Enough about me: the majority of my current student athletes made a commitment to me and GPC as far back as 2011 and 2012 to attend GPC and play softball. They passed on numerous other scholarship opportunities along the way to accept ours. These student athletes and their families dedicate and devote most of their lives trying to achieve the goal of obtaining a college scholarship for the sport that they adore and love, and they had it stripped away because of the merger. All sports have different recruiting calendars and timetables, and unfortunately the timing of this announcement was detrimental to my softball student athletes’ careers. Additionally the college has not offered nor shown any guidance or concern for my student athletes, and that’s disappointing.
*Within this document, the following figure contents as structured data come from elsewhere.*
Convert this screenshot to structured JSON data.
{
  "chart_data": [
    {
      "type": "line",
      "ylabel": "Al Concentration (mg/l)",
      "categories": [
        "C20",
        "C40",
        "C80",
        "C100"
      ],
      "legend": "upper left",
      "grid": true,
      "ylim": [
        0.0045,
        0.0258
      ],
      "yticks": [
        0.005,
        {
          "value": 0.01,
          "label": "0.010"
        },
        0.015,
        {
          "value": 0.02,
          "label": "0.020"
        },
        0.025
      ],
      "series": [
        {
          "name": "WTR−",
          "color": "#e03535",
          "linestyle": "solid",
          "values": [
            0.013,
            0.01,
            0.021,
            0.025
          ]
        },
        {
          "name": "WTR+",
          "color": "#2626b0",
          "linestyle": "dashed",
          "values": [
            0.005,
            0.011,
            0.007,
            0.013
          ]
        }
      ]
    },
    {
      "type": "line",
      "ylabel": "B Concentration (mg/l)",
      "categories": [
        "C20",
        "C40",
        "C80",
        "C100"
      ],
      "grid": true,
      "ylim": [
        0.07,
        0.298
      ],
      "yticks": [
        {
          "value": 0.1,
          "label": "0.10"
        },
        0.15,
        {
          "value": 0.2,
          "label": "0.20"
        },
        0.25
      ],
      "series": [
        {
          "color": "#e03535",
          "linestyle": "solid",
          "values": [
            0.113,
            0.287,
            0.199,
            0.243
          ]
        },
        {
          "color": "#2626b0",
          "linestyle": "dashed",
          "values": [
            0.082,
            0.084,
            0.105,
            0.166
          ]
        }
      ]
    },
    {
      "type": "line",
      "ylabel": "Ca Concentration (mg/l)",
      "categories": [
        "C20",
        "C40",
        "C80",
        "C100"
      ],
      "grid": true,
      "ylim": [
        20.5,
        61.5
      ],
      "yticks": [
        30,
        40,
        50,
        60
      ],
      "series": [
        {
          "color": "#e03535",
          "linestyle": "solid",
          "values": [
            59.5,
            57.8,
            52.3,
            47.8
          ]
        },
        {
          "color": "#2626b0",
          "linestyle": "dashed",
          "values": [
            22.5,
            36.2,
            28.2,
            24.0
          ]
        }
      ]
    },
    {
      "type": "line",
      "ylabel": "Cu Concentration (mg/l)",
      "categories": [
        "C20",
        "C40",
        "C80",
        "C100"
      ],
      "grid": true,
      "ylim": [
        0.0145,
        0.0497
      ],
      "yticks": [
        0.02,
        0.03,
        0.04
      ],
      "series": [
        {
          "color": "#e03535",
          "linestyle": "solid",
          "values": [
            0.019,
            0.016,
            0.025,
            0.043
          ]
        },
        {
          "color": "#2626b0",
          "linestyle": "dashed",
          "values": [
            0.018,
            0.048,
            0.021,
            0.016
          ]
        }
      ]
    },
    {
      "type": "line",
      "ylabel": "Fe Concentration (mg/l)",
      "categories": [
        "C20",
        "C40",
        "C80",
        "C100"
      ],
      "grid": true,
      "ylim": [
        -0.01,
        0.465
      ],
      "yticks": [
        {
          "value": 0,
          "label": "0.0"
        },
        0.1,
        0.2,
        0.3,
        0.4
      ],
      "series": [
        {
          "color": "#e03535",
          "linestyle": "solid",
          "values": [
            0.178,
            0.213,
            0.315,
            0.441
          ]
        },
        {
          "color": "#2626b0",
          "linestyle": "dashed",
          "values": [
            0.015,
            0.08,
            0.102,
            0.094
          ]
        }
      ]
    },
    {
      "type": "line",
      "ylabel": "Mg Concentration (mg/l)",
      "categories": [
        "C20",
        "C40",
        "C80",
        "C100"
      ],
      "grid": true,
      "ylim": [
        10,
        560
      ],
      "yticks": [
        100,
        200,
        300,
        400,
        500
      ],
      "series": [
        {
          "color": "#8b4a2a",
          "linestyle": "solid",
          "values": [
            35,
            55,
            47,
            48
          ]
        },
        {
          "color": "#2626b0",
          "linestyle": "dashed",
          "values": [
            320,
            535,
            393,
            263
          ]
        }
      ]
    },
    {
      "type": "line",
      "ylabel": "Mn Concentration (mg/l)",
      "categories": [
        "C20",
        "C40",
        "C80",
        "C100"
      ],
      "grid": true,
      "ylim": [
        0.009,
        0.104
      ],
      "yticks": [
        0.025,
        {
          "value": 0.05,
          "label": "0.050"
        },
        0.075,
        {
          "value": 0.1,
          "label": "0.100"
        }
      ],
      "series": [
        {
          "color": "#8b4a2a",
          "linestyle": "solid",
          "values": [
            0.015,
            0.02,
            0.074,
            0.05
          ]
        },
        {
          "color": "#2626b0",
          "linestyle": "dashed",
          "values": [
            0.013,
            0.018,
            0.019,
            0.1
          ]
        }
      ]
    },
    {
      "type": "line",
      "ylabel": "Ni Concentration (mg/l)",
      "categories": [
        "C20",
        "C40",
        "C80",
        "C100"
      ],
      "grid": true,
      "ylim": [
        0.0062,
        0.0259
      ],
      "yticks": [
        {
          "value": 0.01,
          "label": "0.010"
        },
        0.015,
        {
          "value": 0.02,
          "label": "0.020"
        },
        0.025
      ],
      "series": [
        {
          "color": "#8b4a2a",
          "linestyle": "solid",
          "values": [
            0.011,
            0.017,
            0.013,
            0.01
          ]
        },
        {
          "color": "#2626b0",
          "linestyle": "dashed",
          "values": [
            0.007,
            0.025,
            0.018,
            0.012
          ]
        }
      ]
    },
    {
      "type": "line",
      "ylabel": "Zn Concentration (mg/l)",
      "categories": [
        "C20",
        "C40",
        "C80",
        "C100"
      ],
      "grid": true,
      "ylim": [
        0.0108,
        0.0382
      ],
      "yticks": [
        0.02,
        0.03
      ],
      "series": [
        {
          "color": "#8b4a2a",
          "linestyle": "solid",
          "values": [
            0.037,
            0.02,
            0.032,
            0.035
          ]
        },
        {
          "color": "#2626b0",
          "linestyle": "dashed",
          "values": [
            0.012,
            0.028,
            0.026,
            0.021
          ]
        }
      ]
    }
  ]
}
I truly think the merger could have been handled differently when it comes to athletics.“
The C: What is in store for the next chapter of your life now that GPC athletics is coming to a close?
KD: “I’m not sure. I’m 50, and it’s been years since I have had to interview for employment. I hope to stay in coaching, but my options are limited because of my family and location. That’s another reason this whole thing stinks.”
James Waldon, head women’s basketball coach
The C: What has being a coach at GPC meant to you?
JW: “I raised two children, and I have a granddaughter now. The experience allowed me to do many good things, things I’ll be forever grateful for.
The C: What is your proudest moment as a GPC head coach?
JW: “Making a great name for the college. We’ve won many games and championships, but the biggest is making a name. Many girls wanted to come play for GPC.
The C: What will you miss about GPC when you move on?
JW: “The competition, always recruiting a new class and the excitement of rebuilding it every year. Everything changes year to year. It’s not like a four-year. That’s probably what I’ll miss.”
The C: What are your honest feeling about this whole situation at the end of the basketball season after the consolidation with GSU was made public?
JW: “It could have been done better. If they brought us in and said what was going to happen and prepare for it, it may not have made it better, but the fact is, the merger is taking place. I’m more disappointed that it happened. Opportunity will be taken from a lot of people, but that’s life.”
The C: Do you believe it’s unfair to those who played and coached at GPC?
JW: “Yes, the whole institution. GPC has meant so much to so many people over 50 years. It’s like a staple to the community. To wipe it out is like removing a historical landmark.”
The C: What’s in store for the next chapter of your life now that GPC athletics have come to a close?
JW: “This term has allowed me to evaluate who I am and what I want. I’m 60 years old, entering into that retirement phase of my life. That’s when you put things into perspective. I’m bringing many interests into focus now.”